ISMB-97: Intelligent Systems for Molecular Biology 1997
Gelfand Tutorial
The Fifth International Conference on Intelligent Systems for
Molecular Biology (ISMB-97)
return to main index for ISMB97
Prediction of Protein Secondary Structure:
Parametric and Nonparametric Statistical Methods
a tutorial
Peter J. Munson, Valentina DiFrancesco, Geetha Vasudevan
Analytical Biostatistics Section, Laboratory of Structural Biology
National Institutes of Health
Bethesda, MD 20892-5626, USA
Knowledge of protein structure is an essential tool for deducing the
biological function of a novel DNA or protein sequence. While it is not
yet possible to reliably predict three-dimensional structure from sequence,
methods for secondary (or local) structure are showing steadily increasing
accuracy. Bioinformaticians should become aware of the many methods for
structure prediction, and their relative merits. Widely available
commercial packages do not yet make use of the best available methods, and
research into improving current methods is quite active.
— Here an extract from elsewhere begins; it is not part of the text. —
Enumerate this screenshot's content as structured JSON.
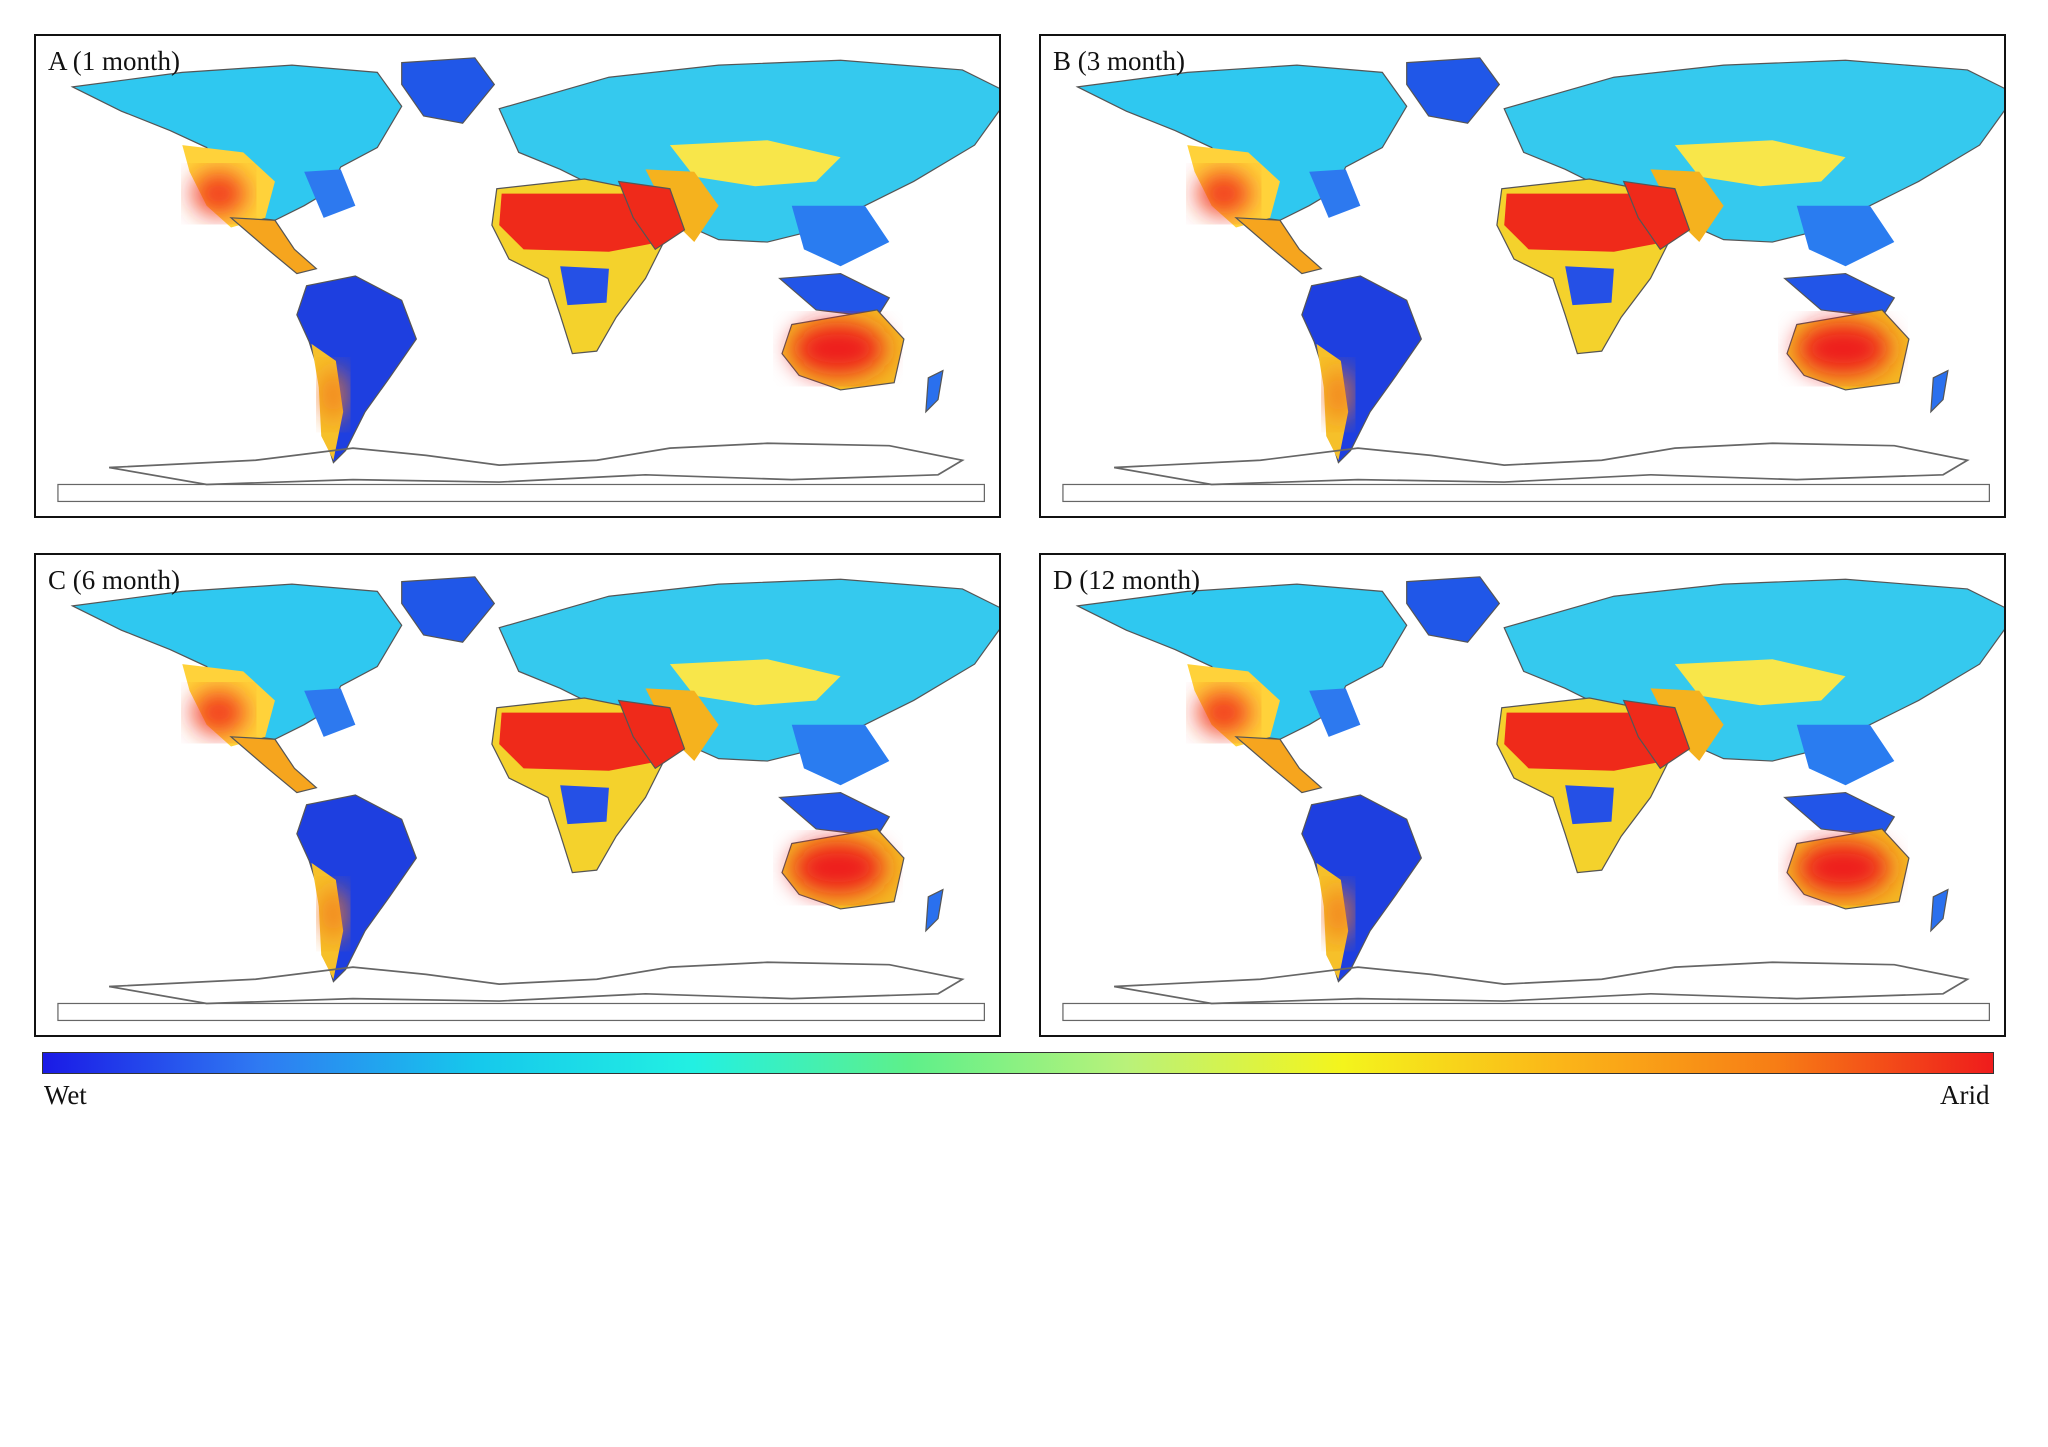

Prediction methods can be grouped as either theoretical (based on
underlying physics) or statistical (based on the growing database of known
structures). The statistical methods may be viewed as either parametric or
nonparametric in nature. We will review many published methods using this
dichotomy, and discuss the questions: How reliable are current structure
predictions? Are predictions becoming more reliable with time? How does
one choose between multiple predictions for the same protein? How do
multiple sequences improve prediction accuracy? How are such methods used
to determine protein class, protein architecture or fold?
Experience with our hybrid, or semiparametric prediction method, the
Quadratic-Logistic, will also be discussed.